The attack by a “bomb-laden car” took place southwest of the capital Sanaa, the sources said adding that there were casualties. — File Photo

SANAA: Two suicide bombers killed a Yemeni soldier as they blew up a vehicle at an elite Republican Guard camp on Saturday, a week after a similar attack claimed by Al Qaeda that left 26 dead, military sources said.

“The two suicide bombers who carried out the attack were killed as well as a Republican Guard,” a military official told AFP.

“Five other soldiers were also wounded” in the blast at the base in Bayda, 170 kilometres southwest of Sanaa and bordering Abyan province, an Al Qaeda stronghold, the source added.

Witnesses said that the bomb attack devastated the three-storey building.

The blast was followed by a gun battle between gunmen and troops, military officials said.

The targeted Republican Guard troops are led by Ahmed Saleh, son of veteran strongman Ali Abdullah Saleh, who formally stepped down as president on Monday.

Al Qaeda in the Arabian Peninsula (AQAP) has claimed responsibility for a suicide attack on a presidential palace in Hadramawt province of southeast Yemen that killed 26 Republican Guards on February 25.

That attack came as President Abdrabuh Mansur Hadi took the oath of office as Saleh's successor.

AQAP said the bombing of the palace in the Hadramawt provincial capital of Mukala was “a clear message to the US ambassador,” Gerald M. Feierstein, after alleged remarks he made “about restructuring the Yemeni army.”

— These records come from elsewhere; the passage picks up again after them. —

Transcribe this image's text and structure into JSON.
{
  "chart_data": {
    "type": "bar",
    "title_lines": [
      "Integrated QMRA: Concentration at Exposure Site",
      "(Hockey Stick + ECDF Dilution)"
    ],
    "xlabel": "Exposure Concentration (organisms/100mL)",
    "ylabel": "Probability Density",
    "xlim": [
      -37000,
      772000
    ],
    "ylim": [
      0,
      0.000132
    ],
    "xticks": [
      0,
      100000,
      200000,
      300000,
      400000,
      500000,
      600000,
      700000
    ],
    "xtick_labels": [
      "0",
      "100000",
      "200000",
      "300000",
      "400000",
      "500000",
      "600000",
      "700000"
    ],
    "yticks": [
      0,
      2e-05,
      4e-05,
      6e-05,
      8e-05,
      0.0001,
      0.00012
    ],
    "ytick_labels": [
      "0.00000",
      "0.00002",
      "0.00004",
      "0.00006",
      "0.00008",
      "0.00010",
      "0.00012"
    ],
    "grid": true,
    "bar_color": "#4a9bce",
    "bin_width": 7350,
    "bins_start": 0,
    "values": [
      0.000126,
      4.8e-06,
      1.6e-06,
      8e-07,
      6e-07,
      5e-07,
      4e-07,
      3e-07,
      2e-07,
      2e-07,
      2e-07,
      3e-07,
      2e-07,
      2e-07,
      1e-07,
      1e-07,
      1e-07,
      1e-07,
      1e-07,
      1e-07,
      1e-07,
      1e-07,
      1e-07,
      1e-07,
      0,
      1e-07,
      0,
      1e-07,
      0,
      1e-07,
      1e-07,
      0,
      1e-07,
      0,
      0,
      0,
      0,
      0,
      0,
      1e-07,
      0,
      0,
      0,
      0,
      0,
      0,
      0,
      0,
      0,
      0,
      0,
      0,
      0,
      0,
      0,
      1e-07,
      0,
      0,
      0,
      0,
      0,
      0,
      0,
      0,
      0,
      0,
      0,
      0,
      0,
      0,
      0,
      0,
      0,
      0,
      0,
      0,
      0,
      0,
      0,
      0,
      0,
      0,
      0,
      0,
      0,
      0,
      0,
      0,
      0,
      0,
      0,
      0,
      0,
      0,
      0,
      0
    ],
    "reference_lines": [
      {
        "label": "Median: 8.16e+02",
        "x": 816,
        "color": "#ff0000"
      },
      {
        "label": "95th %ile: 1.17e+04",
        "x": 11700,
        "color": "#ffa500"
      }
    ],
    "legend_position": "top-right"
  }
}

This is a message to say that the US project in Yemen will not succeed and that our operations will target this project and its tools wherever they may be,” AQAP said.

In an address to the nation straight after being sworn in, Hadi vowed to press the fight against Al Qaeda and to restore security across his impoverished nation.

The Islamists took advantage of a decline in government control during 10 months of deadly anti-Saleh protests that led to his signing of a power transfer deal in November to seize large swathes of Yemen's south and east.

“It is a patriotic and religious duty to continue the battle against Al Qaeda,” the new president said. “If we don't restore security, the only outcome will be chaos.”

Saleh had declared himself a US ally in its “war on terror” but some of his opponents accused him of exaggerating the Al Qaeda threat in a bid to win Western support to cling on to power.

Critics charge he may even have deliberately surrendered cities such as the Abyan provincial capital Zinjibar, which has been under the control of Al Qaeda linked militants since last May.

In mid-January, the militants made a significant advance towards Sanaa when more than 1,000 Al Qaeda fighters swept into the town of Rada, in Bayda province, and held it for nine days.

Yemen is the ancestral homeland of slain Al Qaeda chief Osama bin Laden.